5.5 Materiais didáticos e tecnologias

Os materiais didáticos e as tecnologias constituem uma dimensão imprescindível para a viabilização de cursos na modalidade a distância, pois cumprem o papel de mediar as relações entre os professores e os alunos no processo de ensino-aprendizagem. Com isso, afirma-se a ideia de que a EaD contemporânea se embasa na autonomia do aluno e não em seu autodidatismo, uma vez que cabe ao professor selecionar materiais e propor atividades a partir de uma intencionalidade pedagógica que promova a construção do conhecimento pelo aluno (LITWIN, 2001). Além disso, com base em Costa (2007), entende- se que os materiais didáticos devem apresentar uma linguagem dialógica e valer-se de mídias condizentes com as condições de acesso dos alunos. Sendo assim, pode-se dizer que as experiências atuais de EaD baseiam-se mais na interatividade entre alunos e entre estes e os professores, favorecida pelo desenvolvimento de ambientes virtuais de aprendizagem.

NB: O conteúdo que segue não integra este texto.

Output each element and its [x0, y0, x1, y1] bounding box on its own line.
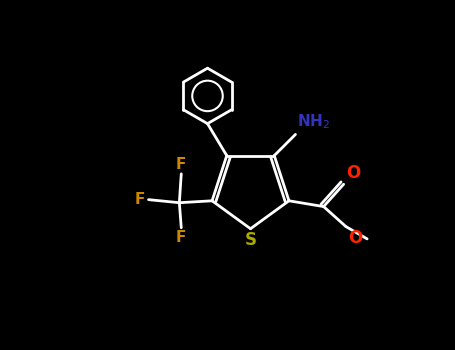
- Text: F: F: [176, 230, 187, 245]
- Text: F: F: [135, 192, 146, 207]
- Text: O: O: [348, 229, 362, 246]
- Text: NH$_2$: NH$_2$: [298, 113, 330, 131]
- Text: S: S: [244, 231, 257, 248]
- Text: O: O: [346, 164, 360, 182]
- Text: F: F: [176, 156, 187, 172]
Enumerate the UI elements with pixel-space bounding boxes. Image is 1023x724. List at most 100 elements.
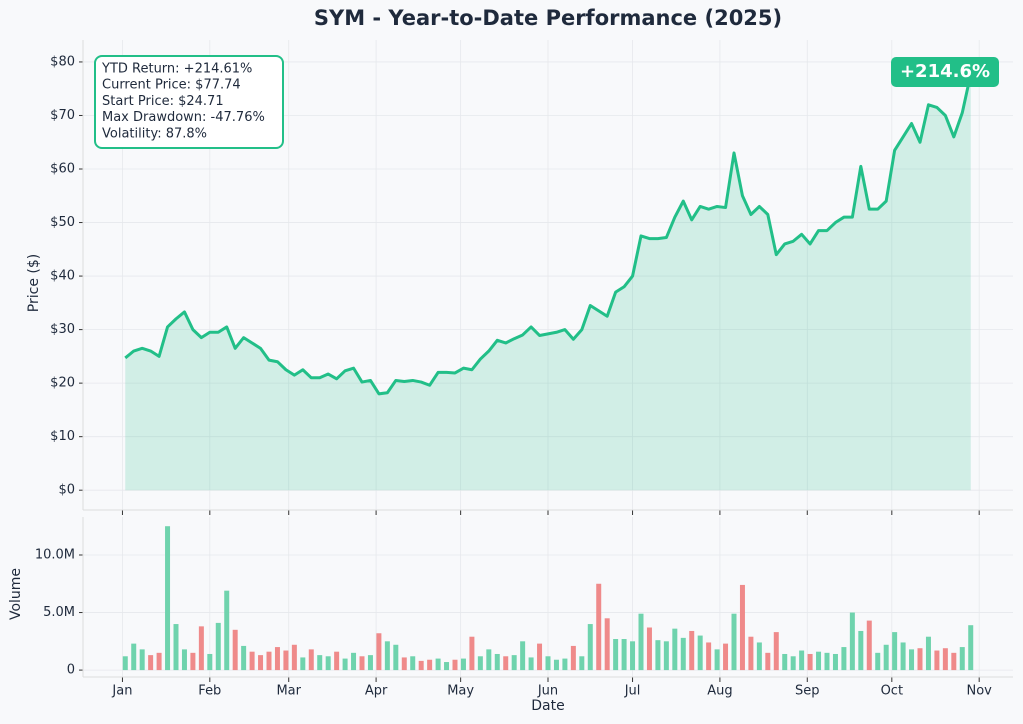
volume-bar <box>537 643 543 671</box>
volume-bar <box>934 650 940 671</box>
volume-bar <box>460 658 466 671</box>
y-tick-label: $40 <box>50 269 75 284</box>
stats-line: Start Price: $24.71 <box>102 94 224 109</box>
x-tick-label: Jan <box>111 684 132 699</box>
volume-bar <box>875 652 881 671</box>
volume-bar <box>866 620 872 671</box>
volume-bar <box>139 649 145 671</box>
volume-bar <box>477 656 483 671</box>
x-tick-label: Aug <box>707 684 732 699</box>
volume-bar <box>739 584 745 671</box>
y-tick-label: $80 <box>50 54 75 69</box>
volume-bar <box>452 659 458 671</box>
volume-bar <box>621 639 627 671</box>
volume-bar <box>824 652 830 671</box>
volume-bar <box>858 630 864 671</box>
volume-bar <box>181 649 187 671</box>
volume-bar <box>283 650 289 671</box>
volume-bar <box>731 613 737 671</box>
volume-bar <box>165 526 171 671</box>
y-tick-label: 0 <box>67 663 75 678</box>
volume-bar <box>925 636 931 671</box>
volume-bar <box>630 641 636 671</box>
volume-bar <box>773 632 779 671</box>
volume-bar <box>646 627 652 671</box>
volume-bar <box>900 642 906 671</box>
x-tick-label: Nov <box>966 684 992 699</box>
stats-line: Current Price: $77.74 <box>102 78 241 93</box>
badge-text: +214.6% <box>900 61 990 82</box>
volume-bar <box>274 647 280 671</box>
volume-bar <box>655 640 661 671</box>
volume-bar <box>765 652 771 671</box>
area <box>125 74 971 491</box>
volume-bar <box>494 653 500 671</box>
price-line <box>124 73 973 396</box>
x-tick-label: May <box>447 684 474 699</box>
volume-bar <box>790 656 796 671</box>
volume-bar <box>520 641 526 671</box>
volume-bar <box>469 636 475 671</box>
volume-bar <box>638 613 644 671</box>
volume-bar <box>122 656 128 671</box>
volume-bar <box>224 590 230 671</box>
volume-bar <box>951 652 957 671</box>
y-tick-label: 10.0M <box>35 547 75 562</box>
volume-bar <box>528 657 534 671</box>
volume-bar <box>714 649 720 671</box>
volume-bar <box>308 649 314 671</box>
volume-bar <box>207 653 213 671</box>
volume-bar <box>317 655 323 671</box>
stats-box-frame <box>94 55 284 149</box>
badge-box <box>891 57 999 87</box>
volume-bar <box>832 653 838 671</box>
y-tick-label: $0 <box>58 483 75 498</box>
volume-bar <box>680 637 686 671</box>
volume-bar <box>799 650 805 671</box>
volume-bar <box>334 651 340 671</box>
x-tick-label: Sep <box>795 684 820 699</box>
volume-bar <box>807 653 813 671</box>
stats-line: Volatility: 87.8% <box>102 126 207 141</box>
volume-bar <box>959 647 965 671</box>
volume-bar <box>917 648 923 671</box>
volume-bar <box>173 624 179 671</box>
volume-bar <box>486 649 492 671</box>
volume-bar <box>232 629 238 671</box>
volume-bar <box>410 656 416 671</box>
volume-bar <box>689 630 695 671</box>
volume-bar <box>325 656 331 671</box>
volume-bar <box>266 651 272 671</box>
volume-bar <box>706 642 712 671</box>
volume-bar <box>249 651 255 671</box>
volume-bar <box>258 655 264 671</box>
stats-line: YTD Return: +214.61% <box>101 62 252 77</box>
x-tick-label: Apr <box>365 684 388 699</box>
volume-bar <box>376 633 382 671</box>
volume-bar <box>672 628 678 671</box>
volume-bar <box>418 660 424 671</box>
stats-box: YTD Return: +214.61%Current Price: $77.7… <box>94 55 284 149</box>
chart-title: SYM - Year-to-Date Performance (2025) <box>314 6 782 30</box>
volume-bar <box>300 657 306 671</box>
volume-bar <box>883 644 889 671</box>
volume-bar <box>444 662 450 671</box>
volume-bar <box>427 659 433 671</box>
volume-bar <box>697 635 703 671</box>
volume-bar <box>604 618 610 671</box>
volume-bar <box>384 641 390 671</box>
x-tick-label: Oct <box>881 684 903 699</box>
y-tick-label: $20 <box>50 376 75 391</box>
y-tick-label: 5.0M <box>43 605 75 620</box>
y-tick-label: $30 <box>50 322 75 337</box>
volume-bar <box>782 653 788 671</box>
y-tick-label: $60 <box>50 162 75 177</box>
volume-bar <box>841 647 847 671</box>
x-tick-label: Feb <box>198 684 221 699</box>
volume-bar <box>613 639 619 671</box>
volume-bar <box>570 645 576 671</box>
volume-bar <box>942 648 948 671</box>
volume-bar <box>291 644 297 671</box>
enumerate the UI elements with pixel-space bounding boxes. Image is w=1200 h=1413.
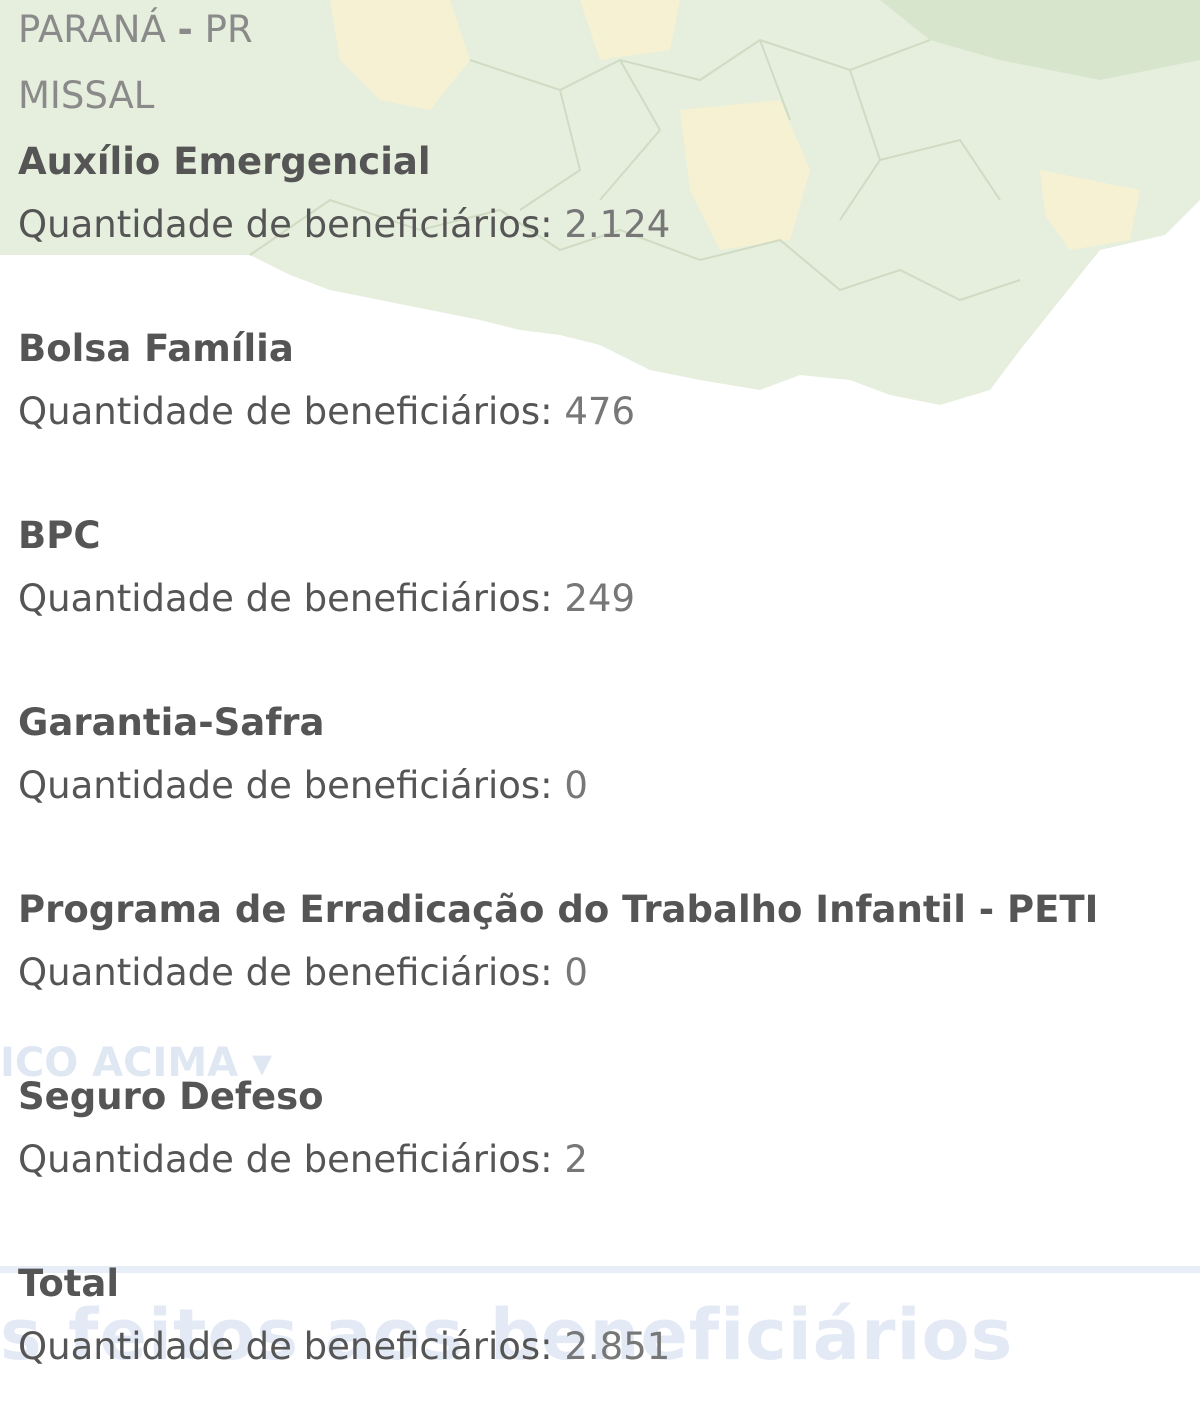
beneficiary-count-label: Quantidade de beneficiários: <box>18 951 553 994</box>
state-separator: - <box>177 8 193 51</box>
beneficiary-count: Quantidade de beneficiários: 2 <box>18 1135 1188 1185</box>
map-yellow-region <box>580 0 680 60</box>
beneficiary-count-value: 0 <box>564 764 588 807</box>
program-item: Total Quantidade de beneficiários: 2.851 <box>18 1259 1188 1372</box>
beneficiary-count-value: 2 <box>564 1138 588 1181</box>
beneficiary-count-label: Quantidade de beneficiários: <box>18 1138 553 1181</box>
map-yellow-region <box>680 100 810 250</box>
faded-background-label: ICO ACIMA ▾ <box>0 1040 273 1086</box>
city-name: MISSAL <box>18 74 155 117</box>
program-title: Seguro Defeso <box>18 1075 324 1118</box>
benefits-panel: PARANÁ - PR MISSAL <box>18 0 1188 124</box>
beneficiary-count-label: Quantidade de beneficiários: <box>18 577 553 620</box>
program-item: Bolsa Família Quantidade de beneficiários… <box>18 324 1188 437</box>
program-item: Programa de Erradicação do Trabalho Infa… <box>18 885 1188 998</box>
program-title: Garantia-Safra <box>18 701 325 744</box>
state-line: PARANÁ - PR <box>18 2 1188 58</box>
program-item: Garantia-Safra Quantidade de beneficiário… <box>18 698 1188 811</box>
beneficiary-count-label: Quantidade de beneficiários: <box>18 764 553 807</box>
map-background <box>0 0 1200 405</box>
beneficiary-count: Quantidade de beneficiários: 249 <box>18 574 1188 624</box>
program-item: Seguro Defeso Quantidade de beneficiários… <box>18 1072 1188 1185</box>
program-title: BPC <box>18 514 101 557</box>
beneficiary-count: Quantidade de beneficiários: 476 <box>18 387 1188 437</box>
beneficiary-count-value: 0 <box>564 951 588 994</box>
map-region-shape <box>0 0 1200 405</box>
program-item: BPC Quantidade de beneficiários: 249 <box>18 511 1188 624</box>
program-title: Auxílio Emergencial <box>18 140 431 183</box>
program-title: Bolsa Família <box>18 327 294 370</box>
map-yellow-region <box>330 0 470 110</box>
state-name: PARANÁ <box>18 8 166 51</box>
beneficiary-count: Quantidade de beneficiários: 0 <box>18 761 1188 811</box>
beneficiary-count: Quantidade de beneficiários: 2.851 <box>18 1322 1188 1372</box>
faded-background-heading: s feitos aos beneficiários <box>0 1294 1014 1376</box>
map-yellow-region <box>1040 170 1140 250</box>
beneficiary-count-label: Quantidade de beneficiários: <box>18 203 553 246</box>
state-code: PR <box>204 8 253 51</box>
beneficiary-count: Quantidade de beneficiários: 2.124 <box>18 200 1188 250</box>
beneficiary-count-value: 2.124 <box>564 203 671 246</box>
map-dark-region <box>880 0 1200 80</box>
faded-divider <box>0 1266 1200 1273</box>
beneficiary-count-value: 476 <box>564 390 635 433</box>
beneficiary-count-value: 249 <box>564 577 635 620</box>
beneficiary-count-value: 2.851 <box>564 1325 671 1368</box>
beneficiary-count: Quantidade de beneficiários: 0 <box>18 948 1188 998</box>
program-title: Total <box>18 1262 120 1305</box>
beneficiary-count-label: Quantidade de beneficiários: <box>18 390 553 433</box>
map-region-border <box>249 38 1021 302</box>
program-item: Auxílio Emergencial Quantidade de benefic… <box>18 137 1188 250</box>
beneficiary-count-label: Quantidade de beneficiários: <box>18 1325 553 1368</box>
program-title: Programa de Erradicação do Trabalho Infa… <box>18 888 1099 931</box>
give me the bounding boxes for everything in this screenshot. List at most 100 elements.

No que diz respeito à elaboração dos materiais didáticos, constatou-se que cada professor coordenador de disciplina conta com o apoio do DI, conforme já mencionado, bem como da coordenação de curso, que desempenha papel importante na articulação das diferentes disciplinas com vistas a conectá-las. Nesse sentido, os materiais elaborados por cada professor são disponibilizados aos demais como forma de incentivar sua apropriação por outras disciplinas e/ou semestres letivos (UNIVERSIDADE FEDERAL DE SÃO CARLOS, 2009a).

A elaboração dos materiais para cursos a distância envolve prévio planejamento e, nesse sentido, de acordo com os dados levantados pela pesquisa, as disciplinas dos cursos ofertados pela UFSCar em parceria com o Sistema UAB eram planejadas com o mínimo de seis meses de antecedência do início de sua oferta e deveriam contemplar o ambiente virtual de aprendizagem da disciplina, material impresso, material audiovisual e webconferências (UNIVERSIDADE FEDERAL DE SÃO CARLOS, 2011g). Vale lembrar, contudo, o esclarecimento do Participante Y (21/03/2018) de que, em 2014, a impressão dos materiais é substituída pela versão digital.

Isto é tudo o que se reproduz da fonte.